Oleksandr wanted to follow in his father’s footsteps and work in nuclear energy. By the time he completed his university degree, the Chornobyl power plant was taken out of operation. But Oleksandr’s mind was set.
“They offered me a job at the Zaporizhia nuclear power plant, which still functions. But I declined. I felt patriotic about my home town, my home facility. I was evacuated, so I’m practically going back to my birthplace,” Panchenko says.
Now Oleksandr, as an engineer for decommissioning the power plant, is tasked with managing the radioactive waste. Just like everyone else working in the zone, he puts on a radiation meter before getting off the train.
“This is how my usual day is. We analyze the systems, inspect the location, the equipment, analyze the findings,” Panchenko says.
2,300 men and women work on site of the decommissioned power plant. The reactors haven’t been producing electricity for the best part of two decades, but the facility’s agenda still extends at least 45 years into the future. The plans include dismantling the equipment and the derelict buildings, moving the nuclear waste into a modern facility for permanent storage and to process and securely package the radioactive debris.
“[Here is] heavy radioactive waste. So far we haven’t done the measurements, so it’s anyone’s guess how bad it is,” a worker says.
Behind this leaded glass and the radiation-proof wall, there is a room for sorting and shredding the radioactive debris. The shovel is unloading the debris from one of the old storages.
“Radiological analysis, physical classification, sorting into different streams what can be pressed, burned or fragmented down to a size which can be put in packages,” Chief Engineer, Solid Radioactive Waste Material Facility, Yaroslav Khavkin says.
The facility holds almost two and a half thousand cubic meters of radioactive waste. It needs to be extracted, studied, compacted and packed to be stored for another 30 years.
“There is hope that during this period the technology will be developed or new methods of dealing with nuclear waste that would allow to finally transform it into a safe state. So far no such technology exists,” Khavkin says.

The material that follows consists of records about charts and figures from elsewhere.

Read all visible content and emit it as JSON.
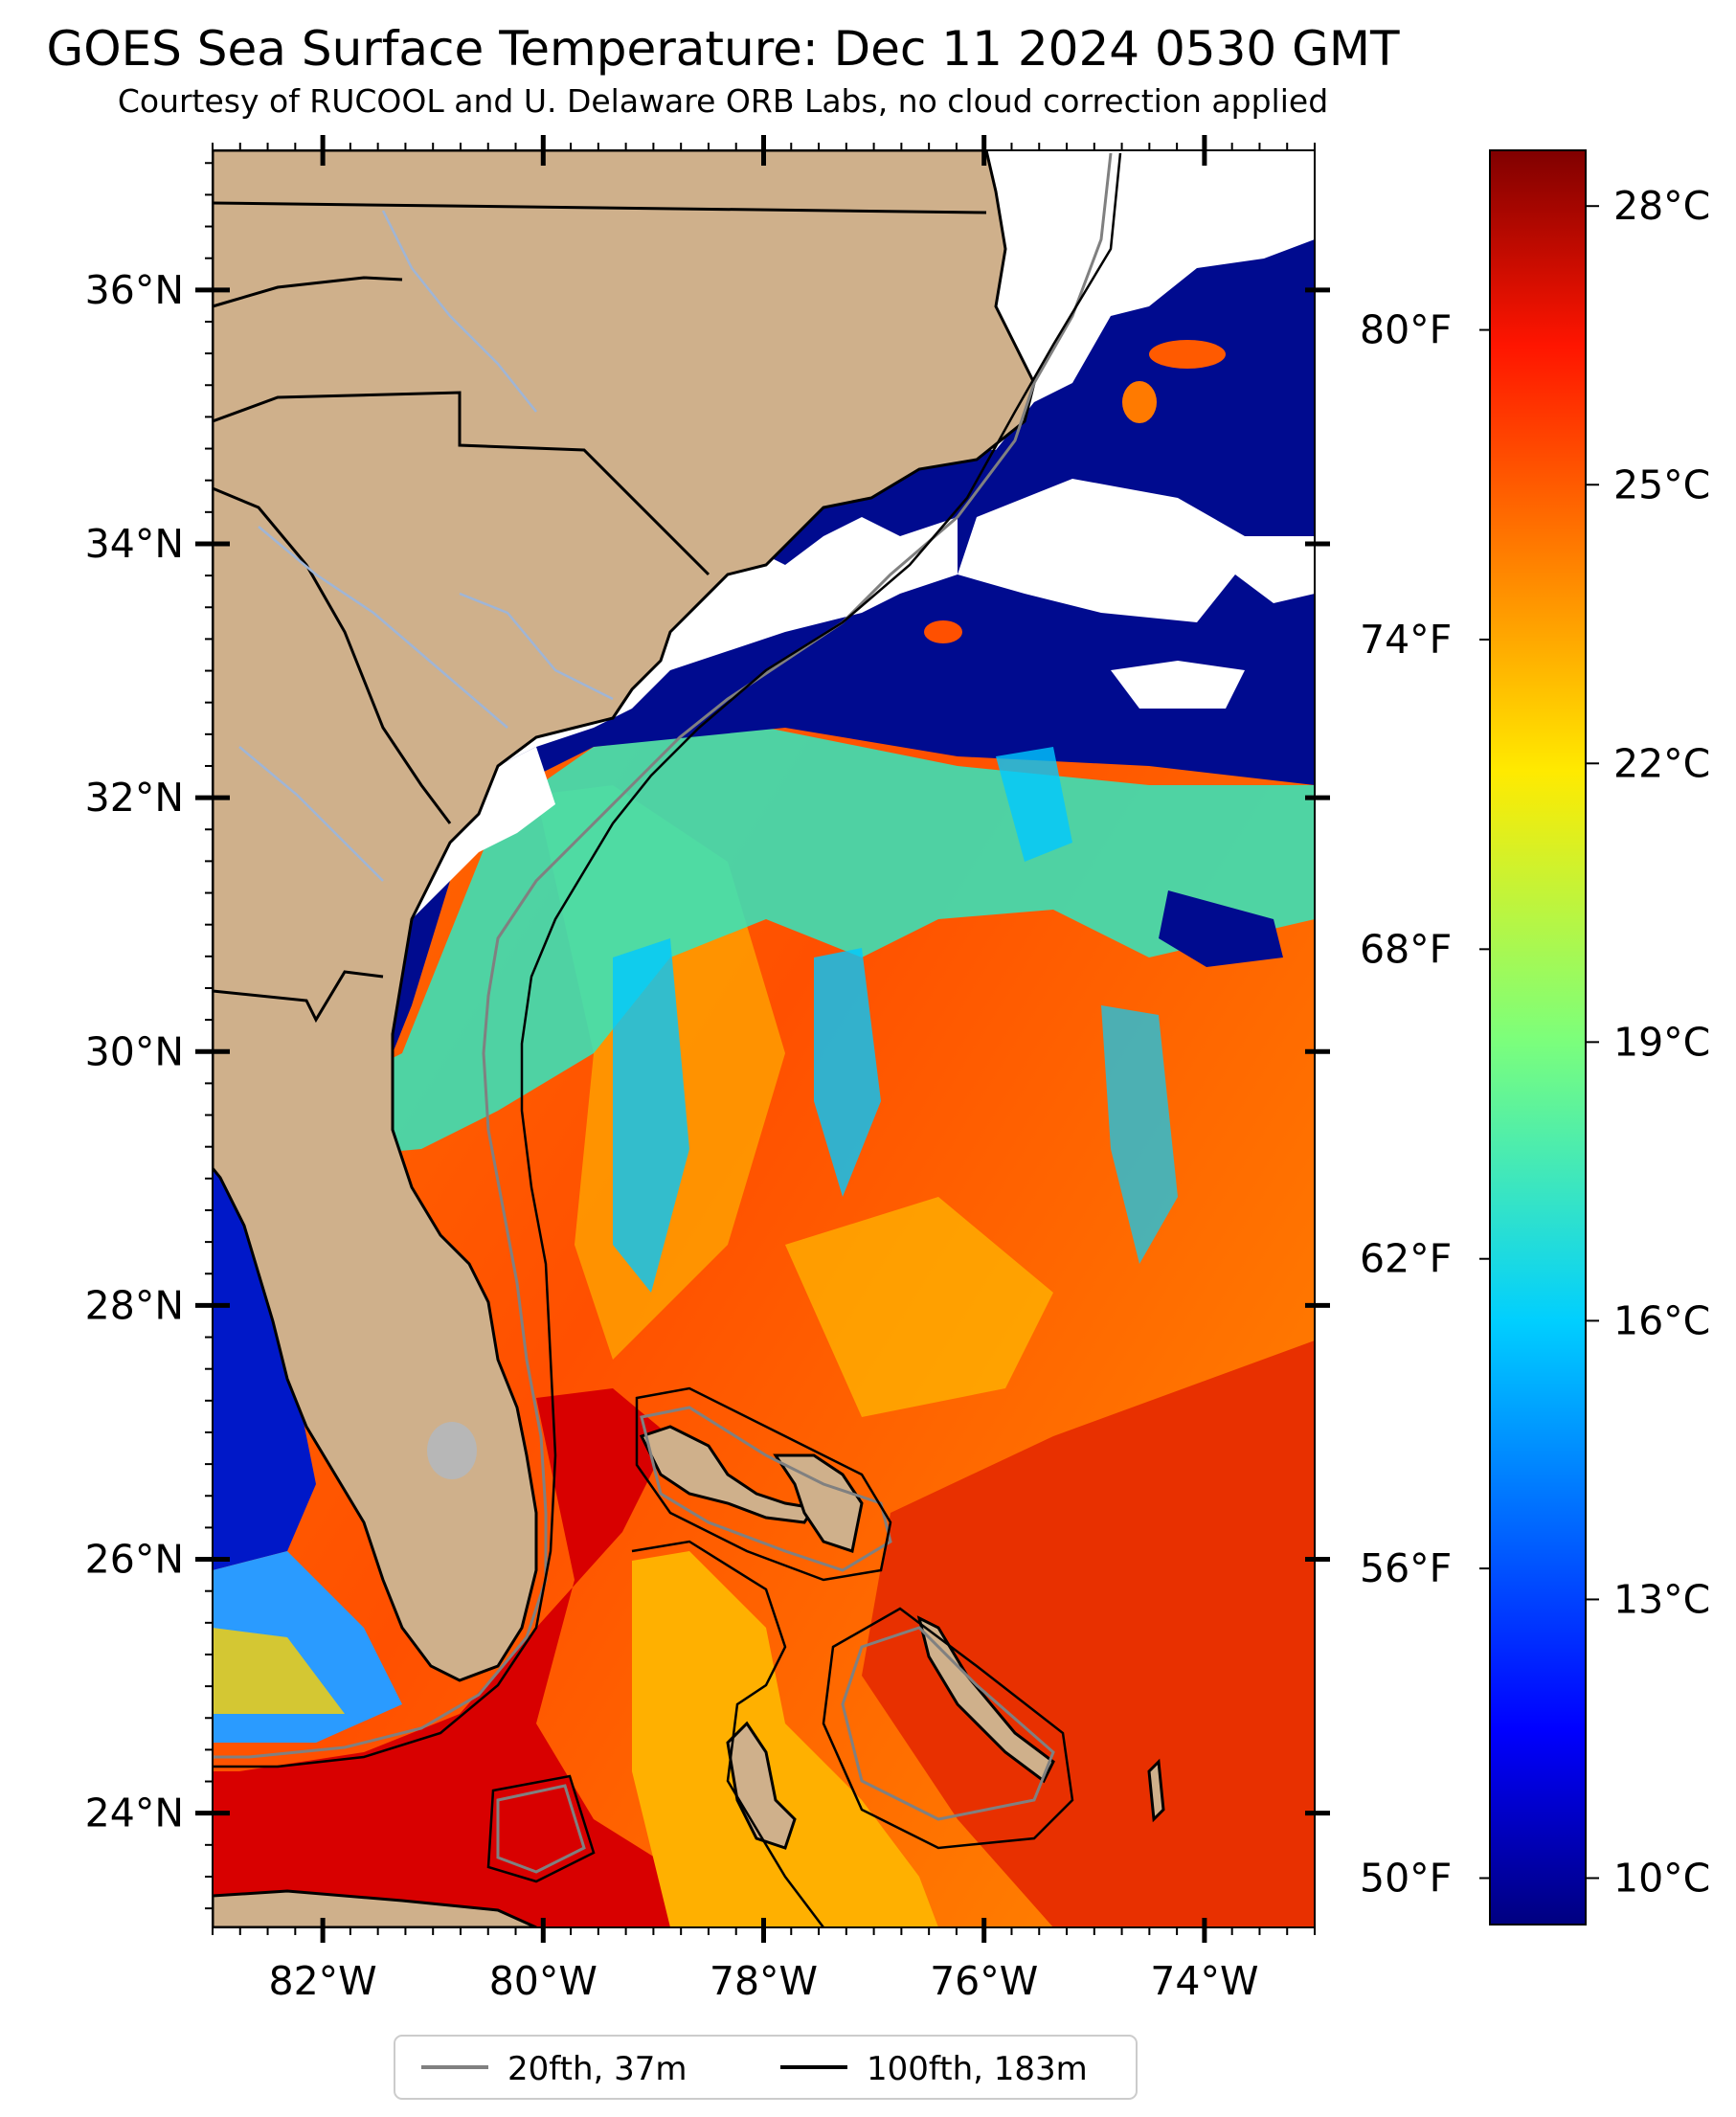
{
  "title": "GOES Sea Surface Temperature: Dec 11 2024 0530 GMT",
  "subtitle": "Courtesy of RUCOOL and U. Delaware ORB Labs, no cloud correction applied",
  "map": {
    "lon_range": [
      -83,
      -73
    ],
    "lat_range": [
      23.1,
      37.1
    ],
    "lat_ticks": [
      "36°N",
      "34°N",
      "32°N",
      "30°N",
      "28°N",
      "26°N",
      "24°N"
    ],
    "lon_ticks": [
      "82°W",
      "80°W",
      "78°W",
      "76°W",
      "74°W"
    ],
    "colors": {
      "land": "#cfb08b",
      "cloud": "#ffffff",
      "cold": "#000b8f",
      "warm": "#ff5a00",
      "hot": "#d70000",
      "isobath_20": "#808080",
      "isobath_100": "#000000",
      "rivers": "#9fb5d6"
    }
  },
  "colorbar": {
    "celsius_ticks": [
      "28°C",
      "25°C",
      "22°C",
      "19°C",
      "16°C",
      "13°C",
      "10°C"
    ],
    "fahrenheit_ticks": [
      "80°F",
      "74°F",
      "68°F",
      "62°F",
      "56°F",
      "50°F"
    ],
    "colormap": "jet"
  },
  "legend": {
    "items": [
      {
        "label": "20fth, 37m",
        "color": "#808080"
      },
      {
        "label": "100fth, 183m",
        "color": "#000000"
      }
    ]
  }
}
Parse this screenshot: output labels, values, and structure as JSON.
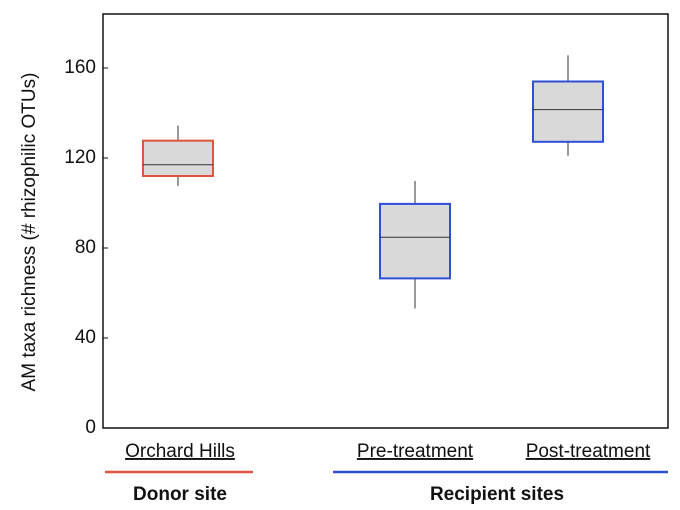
{
  "chart_data": {
    "type": "box",
    "y_label": "AM taxa richness  (# rhizophilic  OTUs)",
    "ylim": [
      0,
      184
    ],
    "yticks": [
      0,
      40,
      80,
      120,
      160
    ],
    "box_fill": "#d9d9d9",
    "groups": [
      {
        "name": "Donor site",
        "color": "#e0553d",
        "categories": [
          "Orchard Hills"
        ],
        "boxes": [
          {
            "whisker_low": 107.6,
            "q1": 112,
            "median": 117,
            "q3": 127.7,
            "whisker_high": 134.4
          }
        ]
      },
      {
        "name": "Recipient sites",
        "color": "#2e4fd8",
        "categories": [
          "Pre-treatment",
          "Post-treatment"
        ],
        "boxes": [
          {
            "whisker_low": 53.1,
            "q1": 66.5,
            "median": 84.8,
            "q3": 99.6,
            "whisker_high": 109.8
          },
          {
            "whisker_low": 121,
            "q1": 127.2,
            "median": 141.5,
            "q3": 154,
            "whisker_high": 165.6
          }
        ]
      }
    ]
  }
}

The 30-year term is reserved for highly radioactive waste only. The low-level waste will be buried for 300 years. It will be processed first to make sure the facility with is press, furnaces, robots, sensors, and instruments are up to the challenge.
“All kinds of grinders, shredders and cutters,” Khavkin says.
Following the processing, radioactive material will be compacted by a factor of 100. The final product will be packed into these concrete capsules with the maximum radiation level strictly controlled.